Our unexpressed sorrows, the congested stories of loss, that, when left unattended, block our access to the soul. I would go so far as to suggest that it is in death and grief that we most profoundly connect with God. I won’t say exclusively, but there is something in the human experience of loss that unites us with one another and the sacred.

Who has not experienced loss, heartache, shattered dreams, grave disappointments, all the little deaths of life, not to mention the significant deaths of loved ones who have passed away? In the past two years, a million US Americans have died from Covid19, and globally the number sores to six million. Add to that the grief we bear of all the world’s suffering from the Climate crisis, racism, economic insecurity, and now war. I remain convinced a significant part of our current engagement with lousy behavior on airplanes, school board meetings, and yes, even the Academy Awards is deeply connected to unexpressed grief.
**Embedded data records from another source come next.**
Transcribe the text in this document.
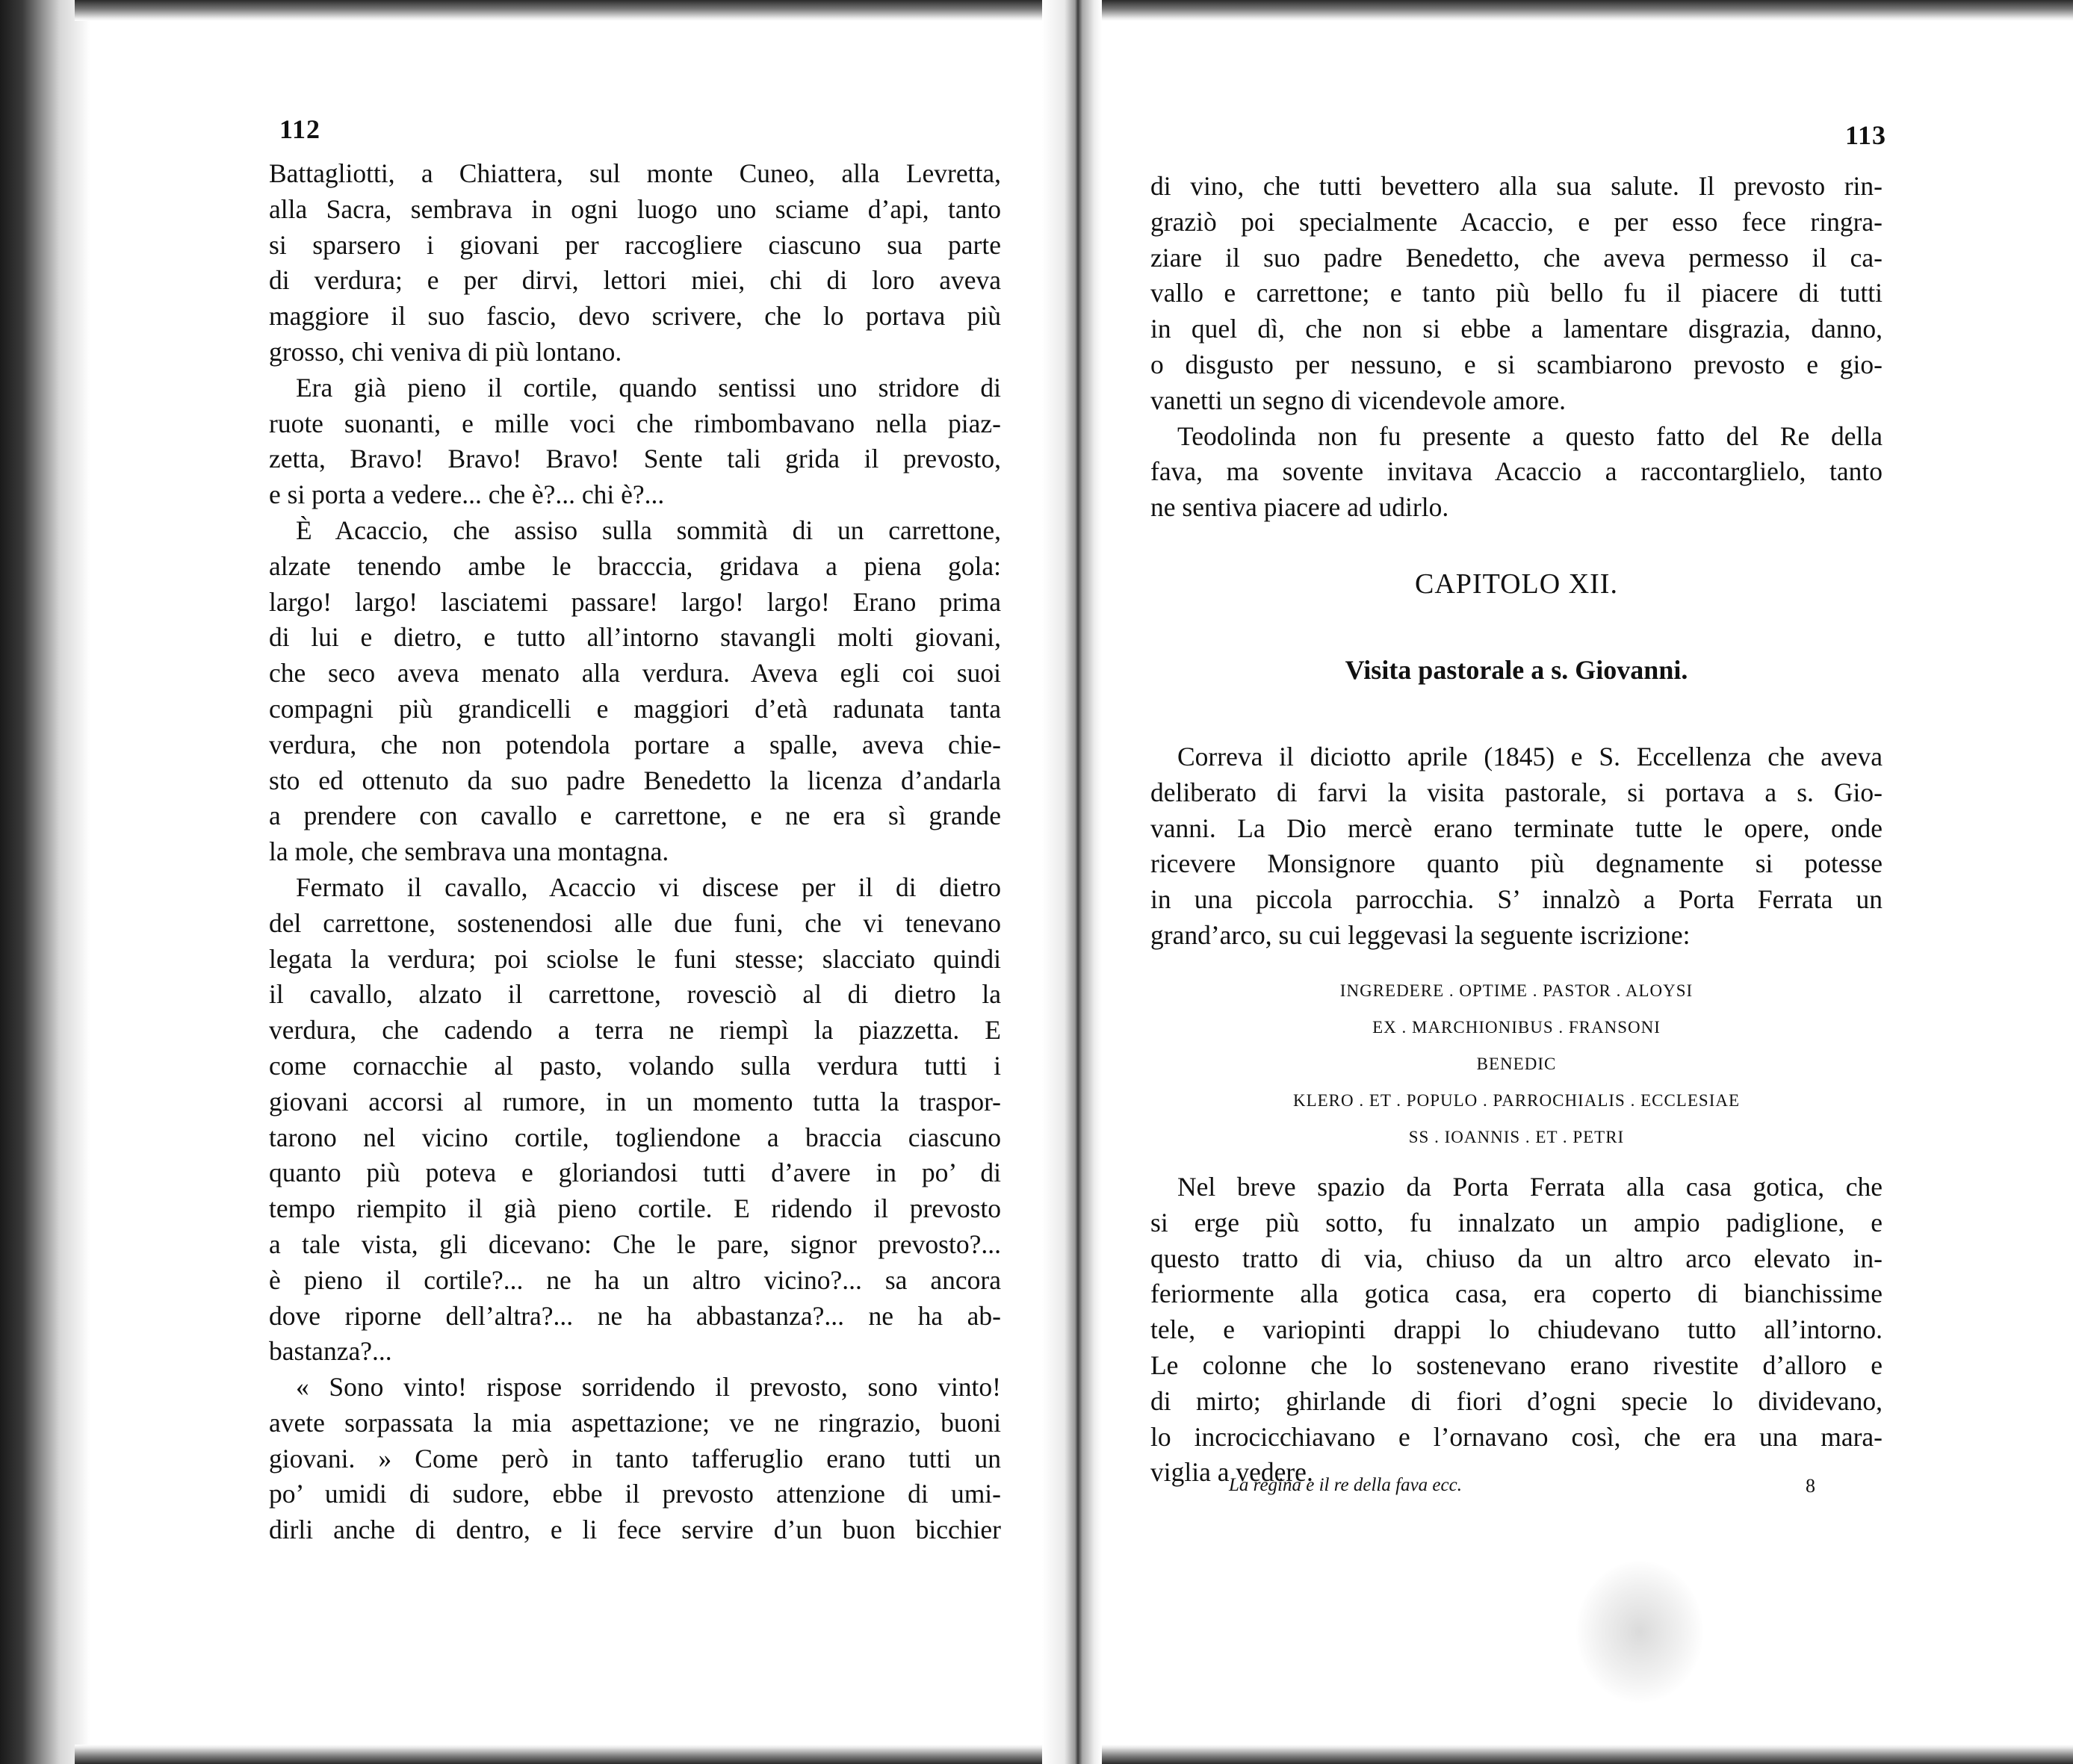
112
Battagliotti, a Chiattera, sul monte Cuneo, alla Levretta,
alla Sacra, sembrava in ogni luogo uno sciame d’api, tanto
si sparsero i giovani per raccogliere ciascuno sua parte
di verdura; e per dirvi, lettori miei, chi di loro aveva
maggiore il suo fascio, devo scrivere, che lo portava più
grosso, chi veniva di più lontano.
Era già pieno il cortile, quando sentissi uno stridore di
ruote suonanti, e mille voci che rimbombavano nella piaz-
zetta, Bravo! Bravo! Bravo! Sente tali grida il prevosto,
e si porta a vedere... che è?... chi è?...
È Acaccio, che assiso sulla sommità di un carrettone,
alzate tenendo ambe le bracccia, gridava a piena gola:
largo! largo! lasciatemi passare! largo! largo! Erano prima
di lui e dietro, e tutto all’intorno stavangli molti giovani,
che seco aveva menato alla verdura. Aveva egli coi suoi
compagni più grandicelli e maggiori d’età radunata tanta
verdura, che non potendola portare a spalle, aveva chie-
sto ed ottenuto da suo padre Benedetto la licenza d’andarla
a prendere con cavallo e carrettone, e ne era sì grande
la mole, che sembrava una montagna.
Fermato il cavallo, Acaccio vi discese per il di dietro
del carrettone, sostenendosi alle due funi, che vi tenevano
legata la verdura; poi sciolse le funi stesse; slacciato quindi
il cavallo, alzato il carrettone, rovesciò al di dietro la
verdura, che cadendo a terra ne riempì la piazzetta. E
come cornacchie al pasto, volando sulla verdura tutti i
giovani accorsi al rumore, in un momento tutta la traspor-
tarono nel vicino cortile, togliendone a braccia ciascuno
quanto più poteva e gloriandosi tutti d’avere in po’ di
tempo riempito il già pieno cortile. E ridendo il prevosto
a tale vista, gli dicevano: Che le pare, signor prevosto?...
è pieno il cortile?... ne ha un altro vicino?... sa ancora
dove riporne dell’altra?... ne ha abbastanza?... ne ha ab-
bastanza?...
« Sono vinto! rispose sorridendo il prevosto, sono vinto!
avete sorpassata la mia aspettazione; ve ne ringrazio, buoni
giovani. » Come però in tanto tafferuglio erano tutti un
po’ umidi di sudore, ebbe il prevosto attenzione di umi-
dirli anche di dentro, e li fece servire d’un buon bicchier
113
di vino, che tutti bevettero alla sua salute. Il prevosto rin-
graziò poi specialmente Acaccio, e per esso fece ringra-
ziare il suo padre Benedetto, che aveva permesso il ca-
vallo e carrettone; e tanto più bello fu il piacere di tutti
in quel dì, che non si ebbe a lamentare disgrazia, danno,
o disgusto per nessuno, e si scambiarono prevosto e gio-
vanetti un segno di vicendevole amore.
Teodolinda non fu presente a questo fatto del Re della
fava, ma sovente invitava Acaccio a raccontarglielo, tanto
ne sentiva piacere ad udirlo.
CAPITOLO XII.
Visita pastorale a s. Giovanni.
Correva il diciotto aprile (1845) e S. Eccellenza che aveva
deliberato di farvi la visita pastorale, si portava a s. Gio-
vanni. La Dio mercè erano terminate tutte le opere, onde
ricevere Monsignore quanto più degnamente si potesse
in una piccola parrocchia. S’ innalzò a Porta Ferrata un
grand’arco, su cui leggevasi la seguente iscrizione:
INGREDERE . OPTIME . PASTOR . ALOYSI
EX . MARCHIONIBUS . FRANSONI
BENEDIC
KLERO . ET . POPULO . PARROCHIALIS . ECCLESIAE
SS . IOANNIS . ET . PETRI
Nel breve spazio da Porta Ferrata alla casa gotica, che
si erge più sotto, fu innalzato un ampio padiglione, e
questo tratto di via, chiuso da un altro arco elevato in-
feriormente alla gotica casa, era coperto di bianchissime
tele, e variopinti drappi lo chiudevano tutto all’intorno.
Le colonne che lo sostenevano erano rivestite d’alloro e
di mirto; ghirlande di fiori d’ogni specie lo dividevano,
lo incrocicchiavano e l’ornavano così, che era una mara-
viglia a vedere.
La regina e il re della fava ecc.	8
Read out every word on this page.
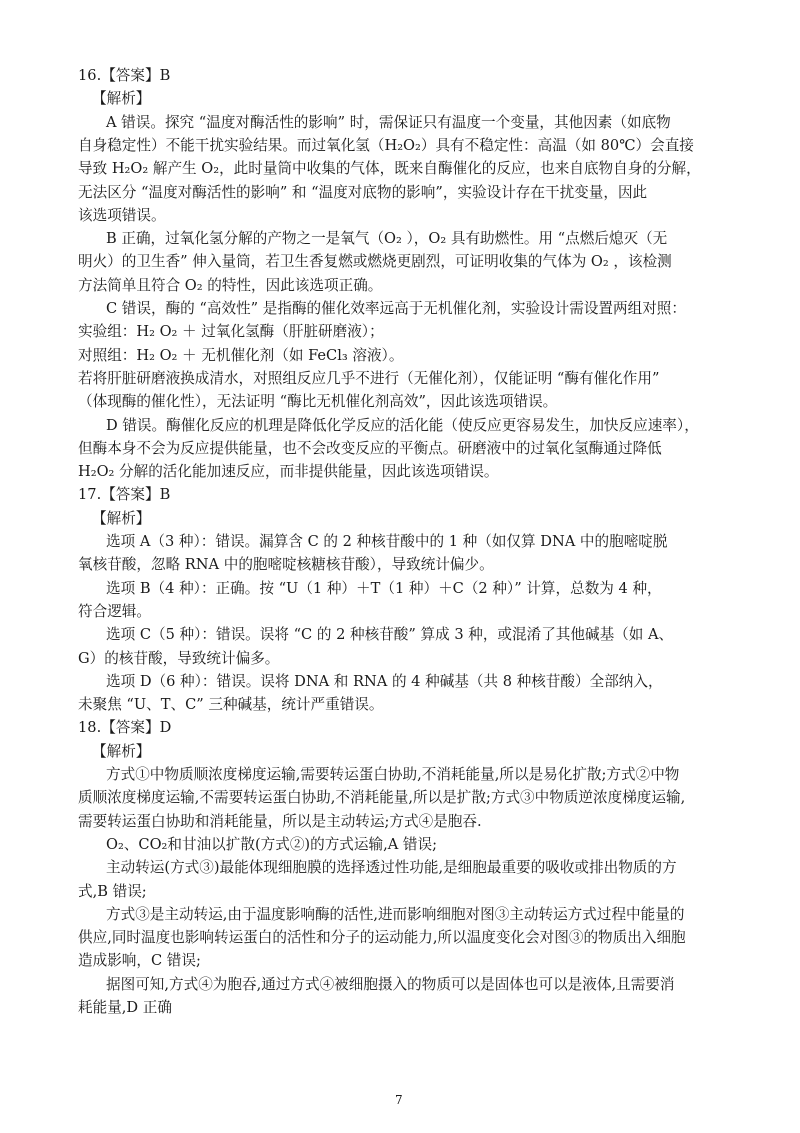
16.【答案】B
【解析】
A 错误。探究 “温度对酶活性的影响” 时，需保证只有温度一个变量，其他因素（如底物
自身稳定性）不能干扰实验结果。而过氧化氢（H₂O₂）具有不稳定性：高温（如 80℃）会直接
导致 H₂O₂ 解产生 O₂，此时量筒中收集的气体，既来自酶催化的反应，也来自底物自身的分解，
无法区分 “温度对酶活性的影响” 和 “温度对底物的影响”，实验设计存在干扰变量，因此
该选项错误。
B 正确，过氧化氢分解的产物之一是氧气（O₂ ），O₂ 具有助燃性。用 “点燃后熄灭（无
明火）的卫生香” 伸入量筒，若卫生香复燃或燃烧更剧烈，可证明收集的气体为 O₂ ，该检测
方法简单且符合 O₂ 的特性，因此该选项正确。
C 错误，酶的 “高效性” 是指酶的催化效率远高于无机催化剂，实验设计需设置两组对照：
实验组：H₂ O₂ ＋ 过氧化氢酶（肝脏研磨液）；
对照组：H₂ O₂ ＋ 无机催化剂（如 FeCl₃ 溶液）。
若将肝脏研磨液换成清水，对照组反应几乎不进行（无催化剂），仅能证明 “酶有催化作用”
（体现酶的催化性），无法证明 “酶比无机催化剂高效”，因此该选项错误。
D 错误。酶催化反应的机理是降低化学反应的活化能（使反应更容易发生，加快反应速率），
但酶本身不会为反应提供能量，也不会改变反应的平衡点。研磨液中的过氧化氢酶通过降低
H₂O₂ 分解的活化能加速反应，而非提供能量，因此该选项错误。
17.【答案】B
【解析】
选项 A（3 种）：错误。漏算含 C 的 2 种核苷酸中的 1 种（如仅算 DNA 中的胞嘧啶脱
氧核苷酸，忽略 RNA 中的胞嘧啶核糖核苷酸），导致统计偏少。
选项 B（4 种）：正确。按 “U（1 种）＋T（1 种）＋C（2 种）” 计算，总数为 4 种，
符合逻辑。
选项 C（5 种）：错误。误将 “C 的 2 种核苷酸” 算成 3 种，或混淆了其他碱基（如 A、
G）的核苷酸，导致统计偏多。
选项 D（6 种）：错误。误将 DNA 和 RNA 的 4 种碱基（共 8 种核苷酸）全部纳入，
未聚焦 “U、T、C” 三种碱基，统计严重错误。
18.【答案】D
【解析】
方式①中物质顺浓度梯度运输,需要转运蛋白协助,不消耗能量,所以是易化扩散;方式②中物
质顺浓度梯度运输,不需要转运蛋白协助,不消耗能量,所以是扩散;方式③中物质逆浓度梯度运输,
需要转运蛋白协助和消耗能量，所以是主动转运;方式④是胞吞.
O₂、CO₂和甘油以扩散(方式②)的方式运输,A 错误;
主动转运(方式③)最能体现细胞膜的选择透过性功能,是细胞最重要的吸收或排出物质的方
式,B 错误;
方式③是主动转运,由于温度影响酶的活性,进而影响细胞对图③主动转运方式过程中能量的
供应,同时温度也影响转运蛋白的活性和分子的运动能力,所以温度变化会对图③的物质出入细胞
造成影响，C 错误;
据图可知,方式④为胞吞,通过方式④被细胞摄入的物质可以是固体也可以是液体,且需要消
耗能量,D 正确
7
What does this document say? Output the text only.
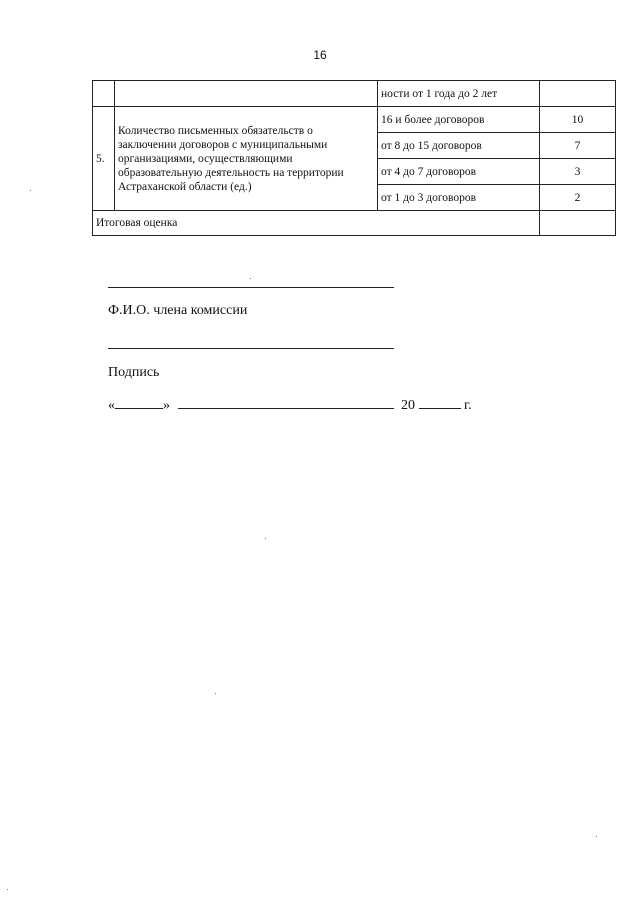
16
		ности от 1 года до 2 лет	
5.	Количество письменных обязательств о заключении договоров с муниципальными организациями, осуществляющими образовательную деятельность на территории Астраханской области (ед.)	16 и более договоров	10
		от 8 до 15 договоров	7
		от 4 до 7 договоров	3
		от 1 до 3 договоров	2
Итоговая оценка			
Ф.И.О. члена комиссии
Подпись
«	»	20	г.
Yes, I contend that the growth of mean behavior is a manifestation of unprocessed sorrow.

We need more than a splendid funeral, though that always helps. What we need is a cultural recalibration, maybe even an intervention. This reorientation would center around sorrow, loss, and grief. Every person reading this article could take one step forward to encourage their local church, synagogue, temple, community center, school, or even place of employment to form a grief group. There are free guide books available - One from the United Kingdom, another from the States, and a third from Canada.

Holy Week serves as more than a reminder of the presence of death in life. It suggests a particular way in which death is life and life is death. Like the mystics, theologians, and depth psychologists have all noted, the concept of God embracing death is a most meaningful embrace of life. We do well to see in death the gift of life. The fact that Christ, the fully incarnated human presence of the eternal, dies on a cross brings it all together. Death and life are one.

So death is not something to run from, hide from, or pretend does not exist. Instead, death and grief are to be engaged. Every culture throughout human history has done this work in varying degrees of intensity. In some ways, those cultures were not as advanced as ours in technical achievements. But in other ways, they were far more mature in their use of ritual, community, and spirituality, especially around grief. An example of how those ancient cultures can teach us today can be seen in the work of Ronald Grimes. Watch this short film of his, and follow him on YouTube for some profound insights into the use of ritual.

Holy Week is a perfect name for this week because a week of death is holy. So let's grieve together, not just in the events of 2,000 years ago, but in the ways, Christ dies in, with and under all the current losses and deaths in Ukraine, Brooklyn, Boston, Wakefield, Middletown, Manchester. If we grieve those losses in healthy and kind ways, we can find death as a friend. Death is a unifier of what makes us human. Perhaps that’s why they call it “Good” Friday.